Thursday, April 30, 2015

Balsamic stir-fried vegetables

This recipe is inspired from my impatience and Karla’s delicious balsamic marinated mushroom and bell pepper sandwiches. To cut down the time between me and the tangy, delectable vegetables, I decided to use the marinade for making a stir fry. Since the marination time was omitted, I chopped the vegetables smaller to make sure they soak up the flavor from the sauce. Just like the previous recipe, any crunchy vegetables like carrots, broccoli, sugar snap peas etc. would work well in this recipe. 

image (9).jpeg

Ingredients: (Makes ~1.5 cups of stir fry)
~8 mini sweet peppers - seeded and julienned
½ cup shredded carrots
white/portobello mushrooms - sliced (need to check package size at walmart)
1 clove of garlic - chopped / 1 tsp garlic powder (optional)
½ tsp olive oil
salt (or a drizzle of soy sauce)
black pepper
toasted sesame seeds (optional)

For the Marinade
3 tbsp balsamic vinegar
1-2 tsp honey mustard (or other type of mustard)
½ tsp olive oil
lemon juice (optional) - Balsamic vinegar made it tart enough for me, so I didn't add any lemon juice, but if you like it more tangy, add lemon juice to taste.

image (7).jpeg

To make the marinade mix all the ingredients. If required, adjust the quantities as per your liking.
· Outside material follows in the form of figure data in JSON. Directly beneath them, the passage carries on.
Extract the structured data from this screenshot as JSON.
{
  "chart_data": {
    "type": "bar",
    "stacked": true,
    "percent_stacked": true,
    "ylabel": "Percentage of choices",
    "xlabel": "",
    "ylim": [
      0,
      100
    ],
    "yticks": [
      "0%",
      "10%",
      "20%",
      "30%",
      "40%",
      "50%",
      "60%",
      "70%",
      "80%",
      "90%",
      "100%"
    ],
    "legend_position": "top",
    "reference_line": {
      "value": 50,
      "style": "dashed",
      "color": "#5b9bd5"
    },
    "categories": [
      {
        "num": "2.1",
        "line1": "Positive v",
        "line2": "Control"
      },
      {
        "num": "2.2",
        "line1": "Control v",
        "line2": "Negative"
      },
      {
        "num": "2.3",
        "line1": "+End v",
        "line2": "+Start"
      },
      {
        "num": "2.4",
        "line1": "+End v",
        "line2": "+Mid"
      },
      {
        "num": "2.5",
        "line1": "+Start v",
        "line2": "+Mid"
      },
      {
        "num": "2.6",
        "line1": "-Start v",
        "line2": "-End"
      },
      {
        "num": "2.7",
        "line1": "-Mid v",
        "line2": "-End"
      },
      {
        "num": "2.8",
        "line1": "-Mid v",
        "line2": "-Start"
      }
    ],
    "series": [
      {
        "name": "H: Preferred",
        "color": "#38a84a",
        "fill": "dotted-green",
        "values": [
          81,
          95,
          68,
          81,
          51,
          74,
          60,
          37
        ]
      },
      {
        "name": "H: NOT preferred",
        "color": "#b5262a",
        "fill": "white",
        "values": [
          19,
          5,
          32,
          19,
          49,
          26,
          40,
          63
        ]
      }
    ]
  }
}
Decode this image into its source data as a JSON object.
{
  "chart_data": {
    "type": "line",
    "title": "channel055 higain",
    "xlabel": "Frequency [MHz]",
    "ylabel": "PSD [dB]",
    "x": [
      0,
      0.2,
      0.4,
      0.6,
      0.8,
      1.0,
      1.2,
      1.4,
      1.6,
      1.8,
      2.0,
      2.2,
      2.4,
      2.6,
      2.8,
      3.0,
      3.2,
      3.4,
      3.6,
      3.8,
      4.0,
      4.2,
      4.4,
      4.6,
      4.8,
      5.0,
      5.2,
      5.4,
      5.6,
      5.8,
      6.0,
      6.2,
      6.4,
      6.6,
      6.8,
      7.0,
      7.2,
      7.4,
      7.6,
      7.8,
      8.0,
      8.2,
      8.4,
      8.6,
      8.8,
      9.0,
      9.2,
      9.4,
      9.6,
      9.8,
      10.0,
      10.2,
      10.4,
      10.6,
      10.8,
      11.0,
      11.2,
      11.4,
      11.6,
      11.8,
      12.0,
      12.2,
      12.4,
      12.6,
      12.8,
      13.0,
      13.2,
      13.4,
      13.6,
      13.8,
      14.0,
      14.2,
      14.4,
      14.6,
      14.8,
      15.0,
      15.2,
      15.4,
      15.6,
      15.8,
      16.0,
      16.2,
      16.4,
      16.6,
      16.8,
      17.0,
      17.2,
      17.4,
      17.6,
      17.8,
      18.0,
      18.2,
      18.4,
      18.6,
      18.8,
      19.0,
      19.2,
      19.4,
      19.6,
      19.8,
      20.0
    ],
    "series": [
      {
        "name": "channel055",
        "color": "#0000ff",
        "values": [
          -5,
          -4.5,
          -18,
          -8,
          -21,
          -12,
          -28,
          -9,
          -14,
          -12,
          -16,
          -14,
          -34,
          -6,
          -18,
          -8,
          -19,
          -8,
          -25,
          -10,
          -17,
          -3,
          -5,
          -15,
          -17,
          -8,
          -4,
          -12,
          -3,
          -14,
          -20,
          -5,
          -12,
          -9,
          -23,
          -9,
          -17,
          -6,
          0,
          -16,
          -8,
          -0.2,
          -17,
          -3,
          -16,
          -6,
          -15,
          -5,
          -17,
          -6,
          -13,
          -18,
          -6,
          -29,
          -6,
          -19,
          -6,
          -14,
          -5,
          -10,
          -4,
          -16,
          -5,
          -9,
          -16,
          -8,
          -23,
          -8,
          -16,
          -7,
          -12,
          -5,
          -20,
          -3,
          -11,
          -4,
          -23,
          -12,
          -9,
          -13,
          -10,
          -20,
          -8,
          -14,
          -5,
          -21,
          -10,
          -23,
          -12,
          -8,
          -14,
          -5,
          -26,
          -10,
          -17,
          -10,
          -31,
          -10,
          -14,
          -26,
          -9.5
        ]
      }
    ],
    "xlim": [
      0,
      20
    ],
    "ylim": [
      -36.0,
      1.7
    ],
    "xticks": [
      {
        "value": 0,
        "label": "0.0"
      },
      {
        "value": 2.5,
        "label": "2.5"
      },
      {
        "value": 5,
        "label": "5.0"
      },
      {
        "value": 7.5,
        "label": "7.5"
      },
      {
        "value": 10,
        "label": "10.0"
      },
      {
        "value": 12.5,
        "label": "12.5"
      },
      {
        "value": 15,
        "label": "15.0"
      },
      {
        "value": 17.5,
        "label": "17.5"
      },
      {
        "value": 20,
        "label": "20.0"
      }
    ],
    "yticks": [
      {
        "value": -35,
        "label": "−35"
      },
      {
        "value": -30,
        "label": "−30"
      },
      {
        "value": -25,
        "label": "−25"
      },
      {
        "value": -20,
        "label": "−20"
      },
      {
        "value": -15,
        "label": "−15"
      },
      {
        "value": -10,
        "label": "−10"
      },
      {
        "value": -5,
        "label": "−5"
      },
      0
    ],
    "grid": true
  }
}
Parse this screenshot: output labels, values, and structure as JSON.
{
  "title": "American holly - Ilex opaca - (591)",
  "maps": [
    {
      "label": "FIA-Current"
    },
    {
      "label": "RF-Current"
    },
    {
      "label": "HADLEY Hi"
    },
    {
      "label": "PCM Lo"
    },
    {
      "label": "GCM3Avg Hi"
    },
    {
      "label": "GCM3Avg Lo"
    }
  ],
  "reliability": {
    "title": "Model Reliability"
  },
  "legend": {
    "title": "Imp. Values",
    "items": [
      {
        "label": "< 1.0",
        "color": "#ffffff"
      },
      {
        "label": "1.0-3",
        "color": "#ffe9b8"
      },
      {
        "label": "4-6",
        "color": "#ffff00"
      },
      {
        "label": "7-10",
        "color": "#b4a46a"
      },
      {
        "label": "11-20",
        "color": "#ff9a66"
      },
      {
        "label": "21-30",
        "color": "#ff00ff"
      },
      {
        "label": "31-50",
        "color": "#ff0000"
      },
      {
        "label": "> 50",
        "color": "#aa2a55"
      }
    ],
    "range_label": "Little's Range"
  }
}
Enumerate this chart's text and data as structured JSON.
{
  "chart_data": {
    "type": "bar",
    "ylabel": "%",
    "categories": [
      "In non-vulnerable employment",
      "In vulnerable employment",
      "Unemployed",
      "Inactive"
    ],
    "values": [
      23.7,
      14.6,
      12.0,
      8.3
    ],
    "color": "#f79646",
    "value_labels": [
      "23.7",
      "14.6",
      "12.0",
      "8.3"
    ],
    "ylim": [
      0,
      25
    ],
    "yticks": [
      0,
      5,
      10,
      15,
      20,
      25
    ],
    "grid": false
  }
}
Saute the mushrooms and garlic with ½ tsp oil (just enough to prevent the mushrooms from sticking to the pan until they start sweating) over medium heat. Depending on how soft you like your carrots you can add them while the liquid from mushrooms is reducing. To keep the crunch in the peppers, add them when most of the liquid has evaporated. Add about 2 tbsp of the marinade. Season with salt/soy sauce and pepper. Keep cooking over medium high heat stirring occasionally, for a few more minutes, until the liquid evaporates and the veggies get a little charred (but not burned!). Mix in toasted sesame seeds and take pan off the heat.

Serving suggestions: 
  1. Serve as is with the remaining marinade drizzled on top. 

image (10).jpeg 

  1. Make a delicious sandwich! - I used mini ciabatta rolls, spread a little bit of the marinade on one side, topped with a couple pieces of lettuce, a simple chive omelette, and the crunchy stir fried vegetables - so many different textures!

image (11).jpeg
image (13).jpeg

These little colorful sandwiches are packed with a lot of flavor. This is definitely my favorite way of eating the vegetable stir-fry.